Date: 03/13/99 at 00:17:30
From: Pete
Subject: Different types of Integrals

In my calculus class, I learned the Riemann integral. However, in my 
side readings, I came across terms like Riemann-Stieltjes integral and 
even Lebesgue integral. They seem to be different; could you explain 
why we need so many different integrals? 

Thank you.

Date: 03/13/99 at 08:29:26
From: Doctor Jerry
Subject: Re: Different types of Integrals

These integrals represent degrees of generality. For a function to be 
Riemann integrable its domain of definition must be something like a 
ray or an interval and on its domain, it must be continuous except on 
a set of measure zero.

The Riemann-Stieltjes integral manages to combine the Riemann integral 
and infinite series into one idea. Statisticians like this integral.

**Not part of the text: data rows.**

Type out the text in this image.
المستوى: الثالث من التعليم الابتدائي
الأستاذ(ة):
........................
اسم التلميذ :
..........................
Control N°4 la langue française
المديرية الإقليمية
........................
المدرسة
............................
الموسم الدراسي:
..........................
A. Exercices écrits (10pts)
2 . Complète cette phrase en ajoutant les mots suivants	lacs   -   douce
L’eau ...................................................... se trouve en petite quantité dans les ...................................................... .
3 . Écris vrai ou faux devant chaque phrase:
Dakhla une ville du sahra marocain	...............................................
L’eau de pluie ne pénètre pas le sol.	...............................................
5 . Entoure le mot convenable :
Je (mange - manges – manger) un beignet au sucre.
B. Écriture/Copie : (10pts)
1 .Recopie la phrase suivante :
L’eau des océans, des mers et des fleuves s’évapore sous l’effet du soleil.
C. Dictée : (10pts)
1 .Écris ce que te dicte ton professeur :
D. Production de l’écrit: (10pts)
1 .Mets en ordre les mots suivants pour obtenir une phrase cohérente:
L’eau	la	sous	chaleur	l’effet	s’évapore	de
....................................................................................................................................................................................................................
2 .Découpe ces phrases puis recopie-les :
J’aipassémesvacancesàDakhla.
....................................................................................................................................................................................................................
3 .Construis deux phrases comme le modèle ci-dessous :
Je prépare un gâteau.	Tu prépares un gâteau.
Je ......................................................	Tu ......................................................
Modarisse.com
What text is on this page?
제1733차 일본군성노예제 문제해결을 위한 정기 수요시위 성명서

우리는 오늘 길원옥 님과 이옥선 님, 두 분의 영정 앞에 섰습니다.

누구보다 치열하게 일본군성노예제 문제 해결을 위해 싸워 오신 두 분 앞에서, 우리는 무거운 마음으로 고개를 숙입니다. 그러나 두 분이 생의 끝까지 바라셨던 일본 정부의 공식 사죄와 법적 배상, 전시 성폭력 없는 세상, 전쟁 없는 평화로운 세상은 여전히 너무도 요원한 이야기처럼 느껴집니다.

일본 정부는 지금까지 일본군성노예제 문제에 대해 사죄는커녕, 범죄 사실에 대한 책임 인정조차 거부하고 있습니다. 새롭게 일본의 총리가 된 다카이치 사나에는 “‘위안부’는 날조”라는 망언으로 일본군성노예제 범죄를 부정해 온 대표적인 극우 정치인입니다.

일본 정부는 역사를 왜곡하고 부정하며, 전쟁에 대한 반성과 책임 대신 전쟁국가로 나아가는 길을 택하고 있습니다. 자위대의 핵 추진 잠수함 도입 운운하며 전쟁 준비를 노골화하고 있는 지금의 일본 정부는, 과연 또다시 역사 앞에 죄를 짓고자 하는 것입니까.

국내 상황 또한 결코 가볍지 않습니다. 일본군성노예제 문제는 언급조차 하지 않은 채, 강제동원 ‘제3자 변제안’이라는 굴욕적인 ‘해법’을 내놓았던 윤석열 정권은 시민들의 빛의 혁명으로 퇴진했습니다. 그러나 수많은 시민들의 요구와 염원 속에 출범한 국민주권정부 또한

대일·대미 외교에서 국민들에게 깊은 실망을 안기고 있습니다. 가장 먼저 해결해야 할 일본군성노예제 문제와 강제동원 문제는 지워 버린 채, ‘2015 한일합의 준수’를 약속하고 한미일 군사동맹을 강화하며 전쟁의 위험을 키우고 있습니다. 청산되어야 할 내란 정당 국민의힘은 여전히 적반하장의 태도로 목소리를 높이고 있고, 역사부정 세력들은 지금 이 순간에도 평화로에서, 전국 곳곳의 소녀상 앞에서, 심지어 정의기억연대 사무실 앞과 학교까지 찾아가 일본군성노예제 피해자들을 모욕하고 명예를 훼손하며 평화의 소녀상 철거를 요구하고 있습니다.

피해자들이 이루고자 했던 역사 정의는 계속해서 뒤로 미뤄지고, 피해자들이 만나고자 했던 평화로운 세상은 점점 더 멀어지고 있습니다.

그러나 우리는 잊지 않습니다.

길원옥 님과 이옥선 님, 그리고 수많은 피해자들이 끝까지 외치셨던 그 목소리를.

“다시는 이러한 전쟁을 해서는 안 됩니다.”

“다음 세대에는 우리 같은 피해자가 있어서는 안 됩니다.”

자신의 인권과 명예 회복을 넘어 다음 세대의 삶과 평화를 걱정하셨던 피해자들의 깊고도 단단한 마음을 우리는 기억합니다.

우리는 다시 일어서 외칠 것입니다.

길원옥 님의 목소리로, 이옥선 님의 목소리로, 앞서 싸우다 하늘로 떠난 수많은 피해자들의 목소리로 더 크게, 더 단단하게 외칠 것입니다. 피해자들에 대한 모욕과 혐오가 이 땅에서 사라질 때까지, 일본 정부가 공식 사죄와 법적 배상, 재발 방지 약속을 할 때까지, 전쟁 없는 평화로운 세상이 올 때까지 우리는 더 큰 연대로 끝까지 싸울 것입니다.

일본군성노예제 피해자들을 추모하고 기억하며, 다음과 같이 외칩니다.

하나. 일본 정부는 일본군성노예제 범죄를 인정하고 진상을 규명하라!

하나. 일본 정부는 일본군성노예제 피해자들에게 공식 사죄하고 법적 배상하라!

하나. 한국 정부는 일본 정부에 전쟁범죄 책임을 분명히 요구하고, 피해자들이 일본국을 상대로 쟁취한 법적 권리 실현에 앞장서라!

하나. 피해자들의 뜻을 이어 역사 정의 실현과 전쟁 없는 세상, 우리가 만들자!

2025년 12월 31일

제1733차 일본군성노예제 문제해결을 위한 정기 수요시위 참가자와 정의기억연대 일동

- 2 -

The Lebesgue integral or its generalizations to "measure theory" are 
designed to handle more general functions and to help out with the 
interchange of integration and various limit operations.  

For example, suppose that for each n, f_n(x)  (f_n means f sub n) is a 
continuous function on an interval [a,b]. Is it true that for Riemann 
integrals,

lim_{n->oo} int(a,b,f_n(x)*dx)=int(a,b,lim_{n->oo} f_n(x)*dx) ?

This is false for Riemann integrals. For example, let a = 0, b = 1, and 
define f_n to be the function whose graph is the line seg from (0, 0) 
to (1/(2n), n) and then the line segment from (1/(2n), n) to (1/n, 0), 
and then the line segment from (1/n, 0) to (1, 0). We see that 
int(0, 1, f_n(x)*dx) = 1/2 and so the left side is 1/2. But the point-
wise limit lim_{n->oo} f_n(x) = 0 for all x in [0, 1]. Hence the right 
integral is 0.

- Doctor Jerry, The Math Forum
  http://mathforum.org/dr.math/